Legend about the Founding of Samarkand: the origins of a legendary city in Central Asia
The Shaikh Najm ad-Dīn Abū Ḥafṣ ‘Umar ibn Muḥammad an-Nasafī, who was a teacher of spirits and men, had related a legend about the founding of Samarkand that the city was founded by Iskandar Dhu al-Qarnayn¹ and he placed Samar and Kamer at the head of the construction who completed it. The story goes that Samar, liking this water and air, first dug a well from which he took out the earth, and then ordered that well to be filled with earth. As much urine as they had, they tamped into the earth of the well, but there was a surplus.
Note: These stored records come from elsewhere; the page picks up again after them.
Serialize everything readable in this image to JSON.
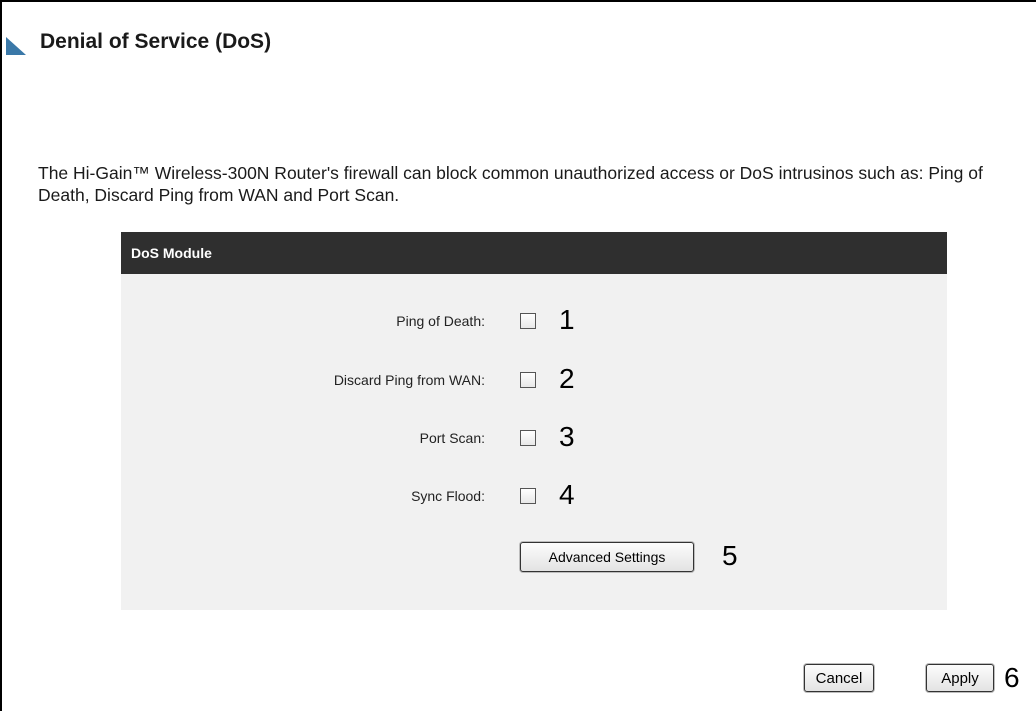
{
  "page": {
    "title": "Denial of Service (DoS)",
    "description": "The Hi-Gain™ Wireless-300N Router's firewall can block common unauthorized access or DoS intrusinos such as: Ping of Death, Discard Ping from WAN and Port Scan."
  },
  "dos_module": {
    "header": "DoS Module",
    "options": [
      {
        "label": "Ping of Death:",
        "checked": false,
        "marker": "1"
      },
      {
        "label": "Discard Ping from WAN:",
        "checked": false,
        "marker": "2"
      },
      {
        "label": "Port Scan:",
        "checked": false,
        "marker": "3"
      },
      {
        "label": "Sync Flood:",
        "checked": false,
        "marker": "4"
      }
    ],
    "advanced_button": "Advanced Settings",
    "advanced_marker": "5"
  },
  "actions": {
    "cancel": "Cancel",
    "apply": "Apply",
    "marker": "6"
  },
  "colors": {
    "header_bg": "#2f2f2f",
    "panel_bg": "#f1f1f1",
    "title_triangle": "#3a78a8"
  }
}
The surplus earth from this well was used for the foundation of the city. They said that grace descended on the well, for if the earth from the well were less, the city would not have been built, for the scholars have written in the books of tradition that if anyone wants to build a structure or plant a tree, he should dig a hole, take out the earth and then fill it up again, and if the earth turns out to be too much, then that place is considered happy, but if the earth turns out to be too little, then one should abstain: no matter how hard the work, the work is in vain and the work will not last. They say that where Samarkand lies there used to be a mountain of earth containing grains of gold, and now if you find pieces of that earth and hold them up to the sun, they naturally shine with gold.
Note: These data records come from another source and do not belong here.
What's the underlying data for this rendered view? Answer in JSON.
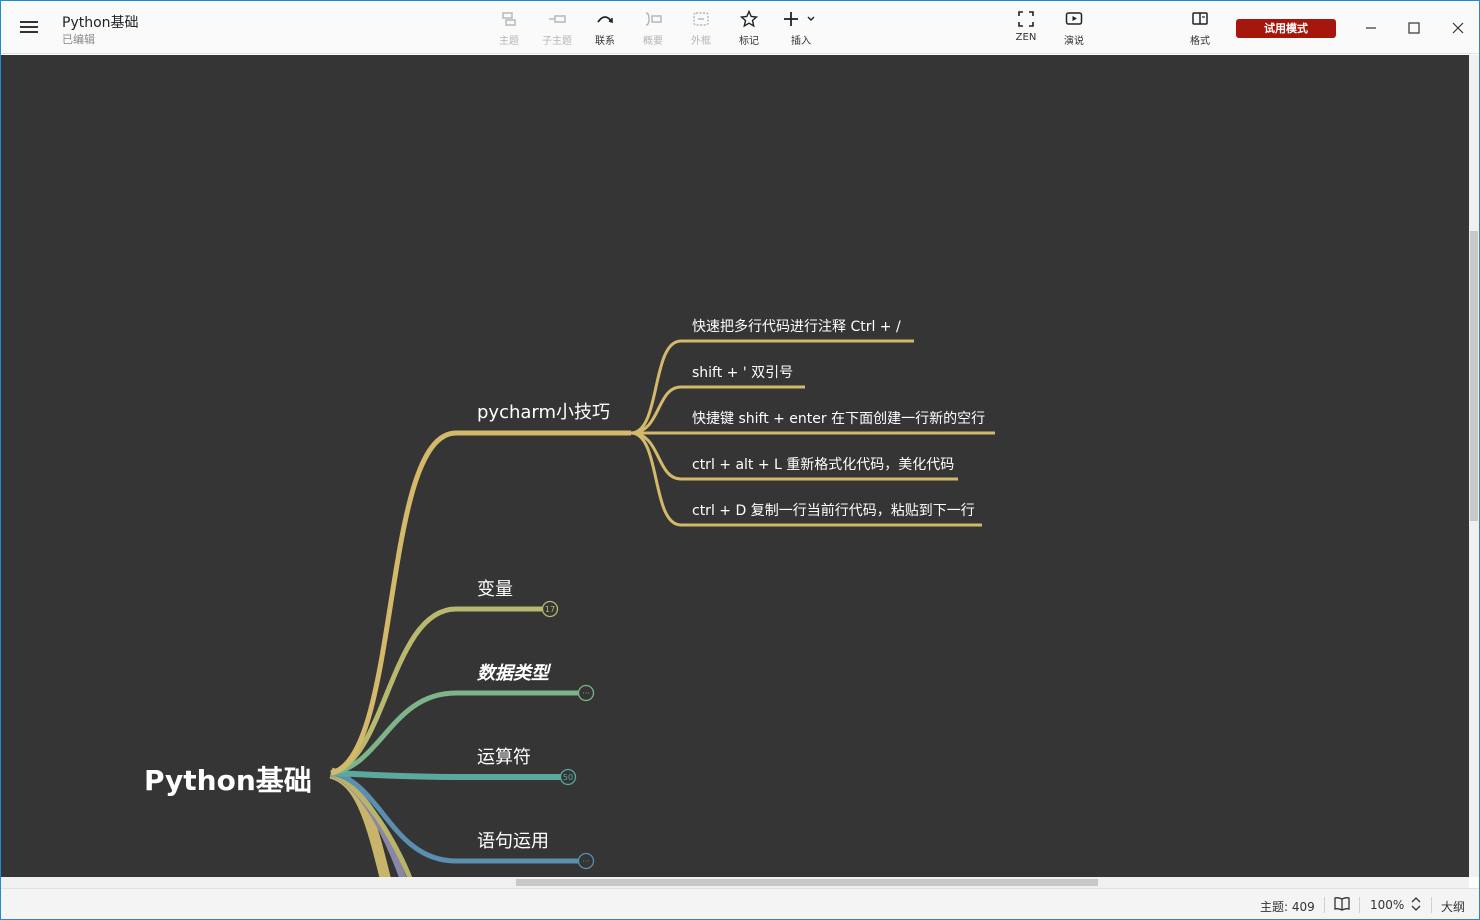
{
  "window": {
    "title": "Python基础",
    "subtitle": "已编辑"
  },
  "toolbar": {
    "items": [
      {
        "label": "主题",
        "icon": "topic-icon",
        "enabled": false
      },
      {
        "label": "子主题",
        "icon": "subtopic-icon",
        "enabled": false
      },
      {
        "label": "联系",
        "icon": "relationship-icon",
        "enabled": true
      },
      {
        "label": "概要",
        "icon": "summary-icon",
        "enabled": false
      },
      {
        "label": "外框",
        "icon": "boundary-icon",
        "enabled": false
      },
      {
        "label": "标记",
        "icon": "star-icon",
        "enabled": true
      },
      {
        "label": "插入",
        "icon": "plus-icon",
        "enabled": true
      },
      {
        "label": "ZEN",
        "icon": "fullscreen-icon",
        "enabled": true
      },
      {
        "label": "演说",
        "icon": "play-icon",
        "enabled": true
      },
      {
        "label": "格式",
        "icon": "panel-icon",
        "enabled": true
      }
    ],
    "trial_label": "试用模式"
  },
  "map": {
    "root": "Python基础",
    "branches": [
      {
        "label": "pycharm小技巧",
        "color": "#d4b96a",
        "italic": false,
        "children": [
          "快速把多行代码进行注释  Ctrl + /",
          "shift + '  双引号",
          "快捷键  shift + enter 在下面创建一行新的空行",
          "ctrl + alt + L 重新格式化代码，美化代码",
          "ctrl + D 复制一行当前行代码，粘贴到下一行"
        ]
      },
      {
        "label": "变量",
        "color": "#b8b96e",
        "italic": false,
        "badge": "17"
      },
      {
        "label": "数据类型",
        "color": "#7db48a",
        "italic": true,
        "badge": "···"
      },
      {
        "label": "运算符",
        "color": "#5aa89e",
        "italic": false,
        "badge": "50"
      },
      {
        "label": "语句运用",
        "color": "#5a8fb0",
        "italic": false,
        "badge": "···"
      }
    ]
  },
  "status": {
    "topics": "主题: 409",
    "zoom": "100%",
    "outline": "大纲"
  },
  "colors": {
    "canvas": "#353535",
    "accent": "#a5170c",
    "branch_gold": "#d4b96a"
  }
}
¹Dhu al-Qarnayn, (Arabic: ذُو ٱلْقَرْنَيْن Ḏū al-Qarnayn, IPA: [ðuː‿l.qar.najn], lit.: “He of the Two Horns”), also spelled Zu al-Qarnayn, appears in the Quran, Surah Al-Kahf (18), Ayahs 83–101 as one who travels to east and west and erects a wall between a certain people and Gog and Magog (called Ya’juj and Ma’juj). Elsewhere the Quran tells how the end of the world would be signaled by the release of Gog and Magog from behind the wall, and other apocalyptic writings report their destruction by God in a single night would usher in the Day of Resurrection (Yawm al-Qiyāmah).
Early Muslim commentators and historians assimilated Dhu al-Qarnayn to several figures, among them Alexander the Great, Parthian king Kisrounis, the South-Arabian Himyarite king Sa’b Dhu Marathid, and the North-Arabian Lakhmid king al-Mundhir ibn Imru al-Qays. Some have argued that the origins of the Quranic story lies in the Syriac Alexander Legend, but others disagree citing dating inconsistencies and missing key elements. Some modern Muslim scholars are in favor of identifying him with Cyrus the Great.